The combination of lithothamnion and alginate forms an anti-reflux barrier, protecting the esophageal wall against the acidity of HCl and the action of pepsin.1-2 This protective action is further enhanced by the gastroprotective activity of German chamomile.3
- Acidity regulation
Lithothamnion is a source of calcium carbonate (CaCO3). Once in the stomach, it is involved in the formation of bicarbonate ions HCO3-. The bicarbonate formed increases the gastric pH, thus mimicking the action of the bicarbonate produced by the mucocytes, and thus protecting the lining of the esophagus.4-5
- Reducing inflammation
To combat the inflammation and burning sensation caused by GERD, PHYSIOMANCE RGO provides German chamomile extract, a plant known for its anti-inflammatory activity, while the anti-reflux barrier formed by alginate limits gastric reflux and therefore reduces the risk of inflammation.6-7
- Muscle tone of the lower esophageal sphincter
The calcium provided by lithothamnion is an essential mineral for the functioning of the body. In particular, it is involved in muscle contraction. Calcium therefore contributes to the contraction of the lower esophageal sphincter and thus helps to limit the risk of reflux into the esophagus.1-2 With PHYSIOMANCE RGO, protect your esophagus from acid reflux and say goodbye to digestive discomfort.
- Rodriguez-Stanley, Sheila et al. “Calcium carbonate antacids alter esophageal motility in heartburn sufferers.” Digestive diseases and sciences vol. 49,11-12 (2004): 1862-7.
- Leiman, D A et al. “Alginate therapy is effective treatment for GERD symptoms: a systematic review and meta-analysis.” Diseases of the esophagus : official journal of the International Society for Diseases of the Esophagus vol. 30,5 (2017): 1-9.
- Al-Hashem, Fahaid H. “Gastroprotective effects of aqueous extract of Chamomilla recutita against ethanol-induced gastric ulcers.” Saudi medical journal vol. 31,11 (2010): 1211-6.
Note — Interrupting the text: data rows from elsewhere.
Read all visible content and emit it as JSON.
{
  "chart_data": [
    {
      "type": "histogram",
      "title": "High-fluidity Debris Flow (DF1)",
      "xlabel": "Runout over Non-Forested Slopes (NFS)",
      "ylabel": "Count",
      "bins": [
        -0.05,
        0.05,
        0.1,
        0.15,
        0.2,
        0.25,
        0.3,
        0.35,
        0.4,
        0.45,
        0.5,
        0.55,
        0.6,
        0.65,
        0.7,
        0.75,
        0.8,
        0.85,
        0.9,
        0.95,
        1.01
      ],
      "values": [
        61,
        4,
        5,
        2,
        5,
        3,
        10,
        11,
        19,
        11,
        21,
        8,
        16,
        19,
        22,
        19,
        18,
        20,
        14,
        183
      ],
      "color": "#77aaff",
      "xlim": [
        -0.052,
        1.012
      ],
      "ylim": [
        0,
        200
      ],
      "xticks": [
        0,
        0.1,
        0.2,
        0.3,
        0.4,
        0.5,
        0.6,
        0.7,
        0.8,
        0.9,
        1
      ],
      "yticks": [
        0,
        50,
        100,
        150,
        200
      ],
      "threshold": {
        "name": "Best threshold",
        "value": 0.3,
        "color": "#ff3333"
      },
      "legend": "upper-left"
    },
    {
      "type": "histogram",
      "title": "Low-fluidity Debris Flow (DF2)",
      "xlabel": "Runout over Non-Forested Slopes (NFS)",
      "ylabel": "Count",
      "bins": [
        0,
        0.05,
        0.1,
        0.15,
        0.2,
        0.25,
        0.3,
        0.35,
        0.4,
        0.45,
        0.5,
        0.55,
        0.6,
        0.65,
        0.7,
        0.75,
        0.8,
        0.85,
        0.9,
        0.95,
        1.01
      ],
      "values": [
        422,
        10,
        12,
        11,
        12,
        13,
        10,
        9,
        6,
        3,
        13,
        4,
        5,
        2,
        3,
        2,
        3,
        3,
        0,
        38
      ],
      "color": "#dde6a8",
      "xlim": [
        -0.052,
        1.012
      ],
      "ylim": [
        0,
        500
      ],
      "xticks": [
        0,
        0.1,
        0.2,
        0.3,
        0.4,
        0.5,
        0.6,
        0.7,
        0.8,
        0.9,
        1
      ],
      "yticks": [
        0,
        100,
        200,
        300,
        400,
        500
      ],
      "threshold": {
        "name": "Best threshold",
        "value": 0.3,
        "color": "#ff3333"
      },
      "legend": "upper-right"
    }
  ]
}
- Almeida, F et al. “Gastroprotective and toxicological evaluation of the Lithothamnion calcareum algae.” Food and chemical toxicology : an international journal published for the British Industrial Biological Research Association vol. 50,5 (2012): 1399-404.
- da Silva RP, Kawai GSD, Andrade FRDd, Bezzon VDN, Ferraz HG. Characterisation and Traceability of Calcium Carbonate from the Seaweed Lithothamnium calcareum. Solids. 2021; 2(2):192-211.
- Ortiz, Mario I et al. “Isolation, identification and molecular docking as cyclooxygenase (COX) inhibitors of the main constituents of Matricaria chamomilla L. extract and its synergistic interaction with diclofenac on nociception and gastric damage in rats.” Biomedicine & pharmacotherapy = Biomedecine & pharmacotherapie vol. 78 (2016): 248-256.
- Bor, Serhat et al. “Alginates: From the ocean to gastroesophageal reflux disease treatment.” The Turkish journal of gastroenterology : the official journal of Turkish Society of Gastroenterology vol. 30,Suppl2 (2019): 109-136.